With the huge increase in diabesity and escalating healthcare costs, bariatric surgery has been proposed as a cost-effective method for tackling this problem. The Office of Health Economics (2010) has proposed that:

“… if 25% of eligible patients were offered surgery the potential savings, direct and indirect, could be between £382 million and £1295 million within three years.”

Clearly, this must be balanced against the fact that were every eligible person granted surgery this would consume 70% of the entire NHS budget (Seymour et al, 2010). In an effort to make the best possible use of resources, guidelines have been developed, including guidance from NICE (2006), outlined in Box 1.

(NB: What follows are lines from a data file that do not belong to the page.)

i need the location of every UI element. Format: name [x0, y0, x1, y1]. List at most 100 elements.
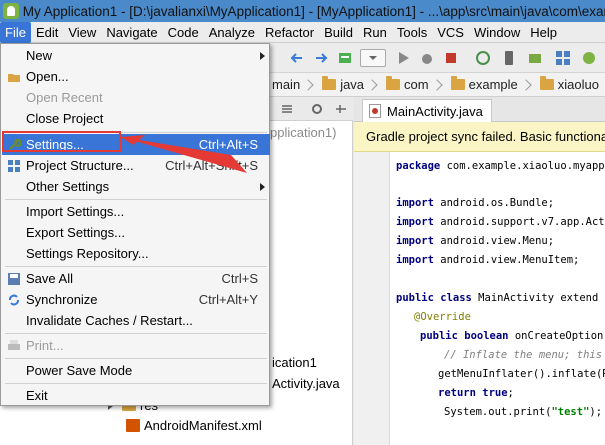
breadcrumb-example[interactable]: example: [450, 76, 518, 92]
tree-item[interactable]: ication1: [272, 355, 317, 370]
breadcrumb-java[interactable]: java: [322, 76, 365, 92]
gradle-sync-banner: Gradle project sync failed. Basic functi…: [354, 122, 605, 152]
code-text: com.example.xiaoluo.myappl: [440, 160, 605, 172]
breadcrumb-java-label: java: [340, 77, 365, 92]
menu-item-settings[interactable]: Settings... Ctrl+Alt+S: [2, 134, 270, 155]
menu-item-shortcut: Ctrl+S: [221, 271, 258, 286]
code-line: getMenuInflater().inflate(R.: [438, 368, 605, 380]
menu-item-label: Project Structure...: [26, 158, 134, 173]
menu-item-export-settings[interactable]: Export Settings...: [2, 222, 270, 243]
menu-analyze[interactable]: Analyze: [204, 22, 260, 43]
menu-item-other-settings[interactable]: Other Settings: [2, 176, 270, 197]
menu-item-shortcut: Ctrl+Alt+S: [198, 137, 258, 152]
code-keyword: package: [396, 160, 441, 172]
menu-item-exit[interactable]: Exit: [2, 385, 270, 406]
menu-item-label: Power Save Mode: [26, 363, 133, 378]
breadcrumb-xiaoluo[interactable]: xiaoluo: [539, 76, 599, 92]
debug-icon[interactable]: [418, 49, 436, 67]
code-comment: // Inflate the menu; this a: [444, 349, 605, 361]
menu-view[interactable]: View: [63, 22, 101, 43]
sync-icon[interactable]: [474, 49, 492, 67]
save-icon: [7, 271, 21, 285]
menu-item-invalidate-caches[interactable]: Invalidate Caches / Restart...: [2, 310, 270, 331]
editor-tabs: MainActivity.java: [354, 97, 605, 122]
menu-item-close-project[interactable]: Close Project: [2, 108, 270, 129]
menu-item-power-save-mode[interactable]: Power Save Mode: [2, 360, 270, 381]
menu-window[interactable]: Window: [469, 22, 525, 43]
code-text: );: [589, 406, 603, 418]
menu-item-open[interactable]: Open...: [2, 66, 270, 87]
menu-item-label: Other Settings: [26, 179, 110, 194]
breadcrumb-example-label: example: [468, 77, 518, 92]
forward-arrow-icon[interactable]: [312, 49, 330, 67]
menu-refactor[interactable]: Refactor: [260, 22, 319, 43]
menu-divider: [5, 383, 267, 384]
menu-navigate[interactable]: Navigate: [101, 22, 162, 43]
menu-item-import-settings[interactable]: Import Settings...: [2, 201, 270, 222]
menu-item-shortcut: Ctrl+Alt+Y: [198, 292, 258, 307]
menu-item-label: Settings...: [26, 137, 84, 152]
menu-bar: File Edit View Navigate Code Analyze Ref…: [0, 21, 605, 43]
menu-item-label: Settings Repository...: [26, 246, 149, 261]
tab-mainactivity[interactable]: MainActivity.java: [362, 99, 492, 122]
menu-item-save-all[interactable]: Save All Ctrl+S: [2, 268, 270, 289]
tree-item[interactable]: Activity.java: [272, 376, 340, 391]
code-keyword: import: [396, 254, 434, 266]
code-area[interactable]: package com.example.xiaoluo.myappl impor…: [396, 152, 605, 445]
sync-icon: [7, 292, 21, 306]
menu-item-open-recent[interactable]: Open Recent: [2, 87, 270, 108]
menu-file[interactable]: File: [0, 21, 31, 43]
menu-vcs[interactable]: VCS: [432, 22, 469, 43]
java-class-icon: [369, 104, 381, 118]
code-keyword: import: [396, 235, 434, 247]
menu-item-synchronize[interactable]: Synchronize Ctrl+Alt+Y: [2, 289, 270, 310]
menu-item-project-structure[interactable]: Project Structure... Ctrl+Alt+Shift+S: [2, 155, 270, 176]
menu-divider: [5, 132, 267, 133]
back-arrow-icon[interactable]: [288, 49, 306, 67]
code-line: // Inflate the menu; this a: [444, 349, 605, 361]
submenu-arrow-icon: [260, 183, 265, 191]
run-icon[interactable]: [394, 49, 412, 67]
code-text: onCreateOption: [508, 330, 604, 342]
code-text: MainActivity extend: [471, 292, 599, 304]
android-studio-icon: [3, 3, 19, 19]
stop-icon[interactable]: [442, 49, 460, 67]
tab-label: MainActivity.java: [387, 103, 483, 119]
run-config-dropdown[interactable]: [360, 49, 386, 67]
build-icon[interactable]: [336, 49, 354, 67]
menu-item-new[interactable]: New: [2, 45, 270, 66]
code-keyword: import: [396, 216, 434, 228]
android-monitor-icon[interactable]: [580, 49, 598, 67]
code-keyword: public class: [396, 292, 472, 304]
code-line: import android.view.Menu;: [396, 235, 554, 247]
menu-item-settings-repository[interactable]: Settings Repository...: [2, 243, 270, 264]
breadcrumb-main-label: main: [272, 77, 301, 92]
tree-item[interactable]: AndroidManifest.xml: [126, 418, 262, 433]
tree-item-label: AndroidManifest.xml: [144, 418, 262, 433]
menu-item-label: Invalidate Caches / Restart...: [26, 313, 193, 328]
menu-code[interactable]: Code: [163, 22, 204, 43]
code-line: public boolean onCreateOption: [420, 330, 603, 342]
menu-build[interactable]: Build: [319, 22, 358, 43]
window-title: My Application1 - [D:\javalianxi\MyAppli…: [22, 3, 605, 19]
menu-item-print[interactable]: Print...: [2, 335, 270, 356]
menu-tools[interactable]: Tools: [392, 22, 432, 43]
tree-item-label: ication1: [272, 355, 317, 370]
menu-edit[interactable]: Edit: [31, 22, 63, 43]
editor-gutter: [354, 152, 390, 445]
hide-panel-icon[interactable]: [334, 102, 348, 116]
gear-icon[interactable]: [310, 102, 324, 116]
code-annotation: @Override: [414, 311, 471, 323]
folder-icon: [386, 76, 401, 90]
breadcrumb-com[interactable]: com: [386, 76, 429, 92]
code-line: public class MainActivity extend: [396, 292, 598, 304]
code-text: android.support.v7.app.Acti: [433, 216, 605, 228]
sdk-manager-icon[interactable]: [526, 49, 544, 67]
code-keyword: public boolean: [420, 330, 509, 342]
layout-icon[interactable]: [280, 102, 294, 116]
menu-run[interactable]: Run: [358, 22, 392, 43]
breadcrumb-main[interactable]: main: [272, 77, 300, 92]
project-structure-icon[interactable]: [554, 49, 572, 67]
menu-help[interactable]: Help: [525, 22, 562, 43]
avd-manager-icon[interactable]: [500, 49, 518, 67]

On the basis of strong clinical evidence the International Diabetes Federation Taskforce called for national guidelines for bariatric surgery in people with type 2 diabetes and a BMI of 35 kg/m2 or more (Dixon et al, 2011). Villamizar  and Pryor (2011) advocate a relaxing of referral criteria to include patients with a BMI of 30 kg/m2 or above but it remains to be seen whether UK guidelines change. The difficulty will be persuading policy makers to invest money in the short-term in order to achieve long-term gain. 

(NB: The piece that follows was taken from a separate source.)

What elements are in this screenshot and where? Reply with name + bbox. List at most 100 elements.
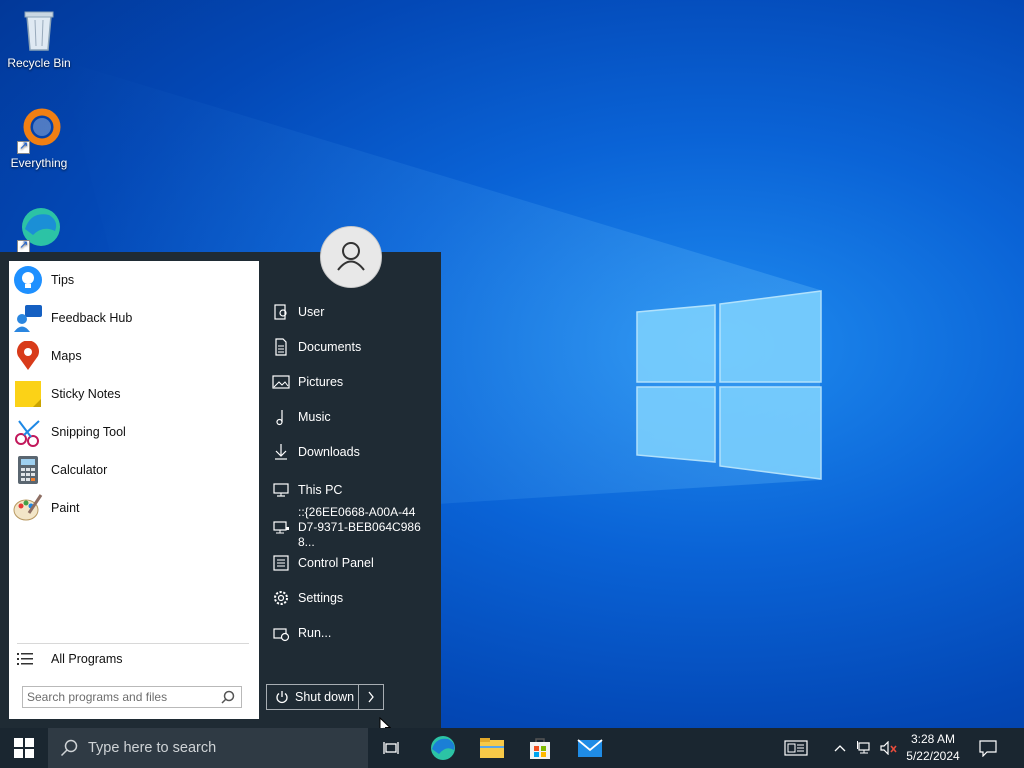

On a personal level, type 2 diabetes is a self-managed condition (Graffy et al, 2009) and current health policy encourages clinicians to engage patients in the decision-making process (DH, 2010). There is evidence that the health of obese people with type 2 diabetes benefits substantially from bariatric surgery (Sjöström et al, 2007; Buchwald et al, 2009), as well as improving other cardiovascular risks including hypertension, dyslipidaemia and sleep apnoea and other quality of life measures (Buchwald et al, 2004). These are powerful arguments for the use of bariatric surgery in the management of obese people with type 2 diabetes.

Bariatric surgery does not remove the need for people with type 2 diabetes to make lifestyle changes; indeed this is vital to the ultimate success of surgery. Strict selection criteria are required but I would argue that many more people with type 2 diabetes would benefit from this treatment.